Consistent with the previous results (19–22), we found that serum irisin levels were higher in obese healthy children and adolescents than in healthy subjects and were positively associated with BMI. Although this finding may be expected given the increase in muscle mass (30), increased secretion from adipose tissue is another possible source of increased circulating irisin in obesity. A molecular animal-based study confirmed the contribution of adipose tissue to circulating irisin levels (31). In rats, secretion of irisin was higher from white adipose tissues of diet-induced obese compared to lean controls (31). A study including 145 female adults reported that both fat mass and fat-free mass positively correlated with irisin levels (32). In adolescents, increased body fat mass rather than BMI was an independent factor for increased irisin levels (21). The results of previous studies and ours suggest that increased irisin may compensate for increasing body mass, especially body fat mass in obese individuals, to maintain the balance of energy storage and expenditure. It is also suggested that increased irisin in obesity may be to overcome insulin and irisin resistance (7), similar to well-documented leptin resistance in obesity (33). Although we have not collected the data on physical activity, the association between irisin and BMI in children and adolescents should be cautiously interpreted according to physical activity. One study showed that adolescents who engaged in regular physical activity had higher levels of irisin than sedentary adolescents (21). Another study found significant interactions between circulating irisin concentrations and physical activity on BMI in children (34).

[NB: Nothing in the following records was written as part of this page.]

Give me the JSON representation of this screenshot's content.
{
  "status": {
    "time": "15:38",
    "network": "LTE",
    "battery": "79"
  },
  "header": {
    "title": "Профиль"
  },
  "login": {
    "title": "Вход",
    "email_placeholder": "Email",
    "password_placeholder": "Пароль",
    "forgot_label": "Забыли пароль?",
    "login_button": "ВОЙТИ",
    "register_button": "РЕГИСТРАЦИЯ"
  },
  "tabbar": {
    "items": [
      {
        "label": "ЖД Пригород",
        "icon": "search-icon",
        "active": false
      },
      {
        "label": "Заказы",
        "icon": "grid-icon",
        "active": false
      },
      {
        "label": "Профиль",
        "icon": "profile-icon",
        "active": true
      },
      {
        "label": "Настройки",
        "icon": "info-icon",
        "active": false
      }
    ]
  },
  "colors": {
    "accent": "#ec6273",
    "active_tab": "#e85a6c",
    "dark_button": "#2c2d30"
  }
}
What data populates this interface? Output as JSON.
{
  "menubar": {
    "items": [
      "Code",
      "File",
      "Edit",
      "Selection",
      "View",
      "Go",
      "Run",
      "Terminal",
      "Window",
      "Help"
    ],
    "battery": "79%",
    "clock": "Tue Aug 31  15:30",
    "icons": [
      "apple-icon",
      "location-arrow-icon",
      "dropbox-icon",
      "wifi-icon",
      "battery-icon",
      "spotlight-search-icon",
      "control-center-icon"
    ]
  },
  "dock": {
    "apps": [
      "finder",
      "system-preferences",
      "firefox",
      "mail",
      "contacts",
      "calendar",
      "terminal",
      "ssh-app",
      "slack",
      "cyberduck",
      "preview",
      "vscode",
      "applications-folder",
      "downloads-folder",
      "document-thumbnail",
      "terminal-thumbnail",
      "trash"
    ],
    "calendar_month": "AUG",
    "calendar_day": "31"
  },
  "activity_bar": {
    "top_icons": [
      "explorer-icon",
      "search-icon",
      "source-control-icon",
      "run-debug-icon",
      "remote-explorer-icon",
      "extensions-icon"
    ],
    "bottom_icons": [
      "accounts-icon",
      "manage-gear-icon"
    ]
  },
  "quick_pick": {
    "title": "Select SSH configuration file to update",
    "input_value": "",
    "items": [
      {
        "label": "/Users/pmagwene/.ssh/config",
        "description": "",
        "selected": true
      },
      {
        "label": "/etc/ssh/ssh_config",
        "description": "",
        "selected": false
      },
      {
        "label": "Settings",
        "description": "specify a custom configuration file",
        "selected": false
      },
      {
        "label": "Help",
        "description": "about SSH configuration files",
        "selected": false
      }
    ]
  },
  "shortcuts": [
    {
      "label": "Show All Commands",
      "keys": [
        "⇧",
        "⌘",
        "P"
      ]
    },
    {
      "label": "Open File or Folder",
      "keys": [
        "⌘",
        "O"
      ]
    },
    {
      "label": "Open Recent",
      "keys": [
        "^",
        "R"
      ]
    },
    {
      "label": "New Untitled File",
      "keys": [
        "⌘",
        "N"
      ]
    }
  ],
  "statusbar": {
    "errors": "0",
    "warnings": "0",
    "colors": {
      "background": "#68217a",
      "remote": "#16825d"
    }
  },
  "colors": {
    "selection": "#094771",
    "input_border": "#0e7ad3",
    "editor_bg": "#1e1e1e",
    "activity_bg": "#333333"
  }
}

We found a positive correlation between irisin and glucose and HOMA-IR in children and adolescents. In a large study of 618 Korean adolescents, circulating serum irisin positively correlated with glucose, insulin, and HOMAR-IR (21). Elevated serum irisin was associated with increased risk odds of having obesity (OR = 2.2) and metabolic syndrome (OR = 2.0) (21). However, different results were reported in children of different ethnicities and ages. In a cohort study of 153 Saudi children, circulating irisin negatively correlated with HOMA-IR (35). In prepubertal children, circulating negatively correlated with fasting glucose, and children with metabolic syndrome exhibited lower irisin concentrations than those without (36). Notably, the significant association between irisin and HOMA-IR was not observed after controlling for BMI in the previous study (21, 35) and ours. In the pediatric population, serum irisin may be more likely to be strongly associated with body mass and composition than metabolic disease.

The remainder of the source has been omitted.